Rallycross legend Will Gollop is best known for his titanic duels with charismatic Norwegian Martin Schanche in the early 1990s.
But while the Blean hero’s twin-turbo MG Metro 6R4 may resonate most with fans of the split-surface sport, it is his Peugeot 306 which enjoyed success the longest.
Built for the 1994 European championship season in Gollop’s G-Tech Motorsport workshop in Hersden, the four-wheel-drive Supercar machine was one in a long line of his creations.
“It is the most successful British championship car of all time,” Gollop, now 66, says.
“It came off the back of my Peugeot 309 from 1993 which was the exact opposite – it was one of the worst rallycross cars.
“I could not build a 306 for 1993 because it was not homologated, but I started building the car in the August of that year and it was much better.”
Gollop finished fourth in the 1994 European series and, after electing to focus more on domestic competition, won the British championship in 1996 and 1997.
Those successes became the first in a catalogue of wins for the chassis, which was sold to Irishman Helmut Holfeld for 1998, who duly won the British title the same year.
“Seeing Helmut drive it was probably a high point for me,” Gollop, the 1992 European champion, says.

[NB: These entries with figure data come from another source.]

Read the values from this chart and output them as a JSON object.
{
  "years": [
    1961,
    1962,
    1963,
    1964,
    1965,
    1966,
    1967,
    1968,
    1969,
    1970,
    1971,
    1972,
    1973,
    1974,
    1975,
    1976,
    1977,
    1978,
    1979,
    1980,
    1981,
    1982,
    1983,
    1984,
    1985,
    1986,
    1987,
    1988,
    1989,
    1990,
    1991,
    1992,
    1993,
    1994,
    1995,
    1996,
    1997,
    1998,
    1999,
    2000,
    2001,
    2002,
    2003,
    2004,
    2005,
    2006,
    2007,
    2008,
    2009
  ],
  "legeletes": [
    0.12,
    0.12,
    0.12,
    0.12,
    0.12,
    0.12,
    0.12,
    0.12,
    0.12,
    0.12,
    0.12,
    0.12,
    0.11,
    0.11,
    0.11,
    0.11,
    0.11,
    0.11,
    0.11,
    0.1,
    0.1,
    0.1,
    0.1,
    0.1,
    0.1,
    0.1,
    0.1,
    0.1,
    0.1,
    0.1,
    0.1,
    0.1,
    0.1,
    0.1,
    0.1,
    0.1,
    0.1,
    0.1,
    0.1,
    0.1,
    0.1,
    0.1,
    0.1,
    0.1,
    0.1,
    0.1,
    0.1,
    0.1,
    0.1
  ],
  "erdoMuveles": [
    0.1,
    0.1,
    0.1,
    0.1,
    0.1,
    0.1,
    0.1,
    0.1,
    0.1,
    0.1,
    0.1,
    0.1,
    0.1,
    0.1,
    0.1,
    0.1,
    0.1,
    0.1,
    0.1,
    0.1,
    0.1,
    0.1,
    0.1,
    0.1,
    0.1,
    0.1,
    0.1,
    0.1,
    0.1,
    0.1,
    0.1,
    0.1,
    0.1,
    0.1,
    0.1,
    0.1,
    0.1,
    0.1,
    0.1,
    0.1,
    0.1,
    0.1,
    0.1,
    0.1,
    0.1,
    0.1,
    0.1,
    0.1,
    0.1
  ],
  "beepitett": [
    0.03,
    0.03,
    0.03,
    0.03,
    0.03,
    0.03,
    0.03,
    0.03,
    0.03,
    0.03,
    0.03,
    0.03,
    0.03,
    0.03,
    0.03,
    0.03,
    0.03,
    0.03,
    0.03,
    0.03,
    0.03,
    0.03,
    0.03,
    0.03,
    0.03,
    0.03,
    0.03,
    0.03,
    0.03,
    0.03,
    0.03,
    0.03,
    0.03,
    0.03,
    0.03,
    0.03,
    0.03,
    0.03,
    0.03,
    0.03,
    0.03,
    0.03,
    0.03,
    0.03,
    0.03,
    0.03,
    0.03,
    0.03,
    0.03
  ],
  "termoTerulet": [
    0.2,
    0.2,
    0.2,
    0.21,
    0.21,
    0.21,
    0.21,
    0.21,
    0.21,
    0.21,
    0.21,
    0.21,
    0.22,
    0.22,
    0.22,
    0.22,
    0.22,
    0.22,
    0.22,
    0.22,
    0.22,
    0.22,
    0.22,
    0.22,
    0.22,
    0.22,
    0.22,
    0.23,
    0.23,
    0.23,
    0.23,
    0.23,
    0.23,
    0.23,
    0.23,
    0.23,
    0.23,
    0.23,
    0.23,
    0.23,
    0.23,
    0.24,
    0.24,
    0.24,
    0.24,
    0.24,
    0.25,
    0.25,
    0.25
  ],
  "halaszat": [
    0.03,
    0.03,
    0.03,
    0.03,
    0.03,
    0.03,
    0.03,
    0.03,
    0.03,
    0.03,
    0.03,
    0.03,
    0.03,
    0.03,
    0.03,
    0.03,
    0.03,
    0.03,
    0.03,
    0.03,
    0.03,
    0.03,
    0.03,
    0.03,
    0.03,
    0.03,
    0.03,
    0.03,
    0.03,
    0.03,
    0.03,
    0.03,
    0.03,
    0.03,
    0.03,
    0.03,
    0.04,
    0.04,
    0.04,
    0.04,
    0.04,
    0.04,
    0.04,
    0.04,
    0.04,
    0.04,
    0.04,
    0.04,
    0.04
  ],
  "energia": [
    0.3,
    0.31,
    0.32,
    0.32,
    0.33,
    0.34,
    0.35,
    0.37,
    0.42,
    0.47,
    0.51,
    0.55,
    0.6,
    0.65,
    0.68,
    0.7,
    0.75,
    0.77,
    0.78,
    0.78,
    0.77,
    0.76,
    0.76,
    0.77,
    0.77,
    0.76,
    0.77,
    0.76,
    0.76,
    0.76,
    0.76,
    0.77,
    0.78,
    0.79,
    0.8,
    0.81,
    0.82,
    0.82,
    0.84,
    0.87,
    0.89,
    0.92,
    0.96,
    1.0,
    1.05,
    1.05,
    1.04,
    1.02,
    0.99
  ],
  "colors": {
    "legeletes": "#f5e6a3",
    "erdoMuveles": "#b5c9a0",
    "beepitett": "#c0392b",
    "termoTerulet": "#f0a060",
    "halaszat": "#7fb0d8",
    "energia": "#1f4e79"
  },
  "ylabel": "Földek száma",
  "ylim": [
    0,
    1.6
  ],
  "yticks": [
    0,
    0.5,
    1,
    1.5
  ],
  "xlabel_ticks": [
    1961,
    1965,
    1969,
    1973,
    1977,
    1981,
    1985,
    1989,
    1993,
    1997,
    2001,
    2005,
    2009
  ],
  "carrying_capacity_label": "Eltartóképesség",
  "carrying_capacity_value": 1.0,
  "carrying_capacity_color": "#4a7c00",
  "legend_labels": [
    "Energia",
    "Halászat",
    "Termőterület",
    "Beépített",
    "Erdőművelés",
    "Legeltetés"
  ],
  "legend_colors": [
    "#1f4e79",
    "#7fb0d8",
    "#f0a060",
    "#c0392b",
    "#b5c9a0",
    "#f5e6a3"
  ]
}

“The steering was not perfect for the first year I had it but I worked really hard on that and it made a hell of a difference.
“Some teams would have had a computer to do that sort of thing in those days, but I did it practically and physically and the car felt comfortable as I didn’t feel in control before.”
Following Holfeld’s success, former rally driver John McCluskey was next to own the 306 before fellow Irishman George Tracey took ownership in the mid-2000s.
London-based Irishman Ollie O’Donovan continued the Emerald Isle theme in 2006, ironically snatching the British title from Gollop’s then protégé Andrew Jordan – driving a G-Tech-built Ford Focus – in 2007.
“When Tony Bardy was running the Peugeot for Ollie O’Donovan, he rang me up and said how brilliant the car was,” Gollop recalls.
“He said that considering its age, there was nothing he would change and it was nice of someone of Tony’s engineering ability to say how good the car was.
“I have been pleased to see it be successful over the years.”
Incredibly, the 306 has still proved competitive in the modern era, beating up-to-date machinery as recently as 2013 in the hands of current owner Andy Scott.
Even today, Gollop thinks the car could win a British championship event in the right hands, despite being almost a quarter of a century old.
It is highly unlikely that one car will ever enjoy such serial success – or change hands quite so much – in rallycross again.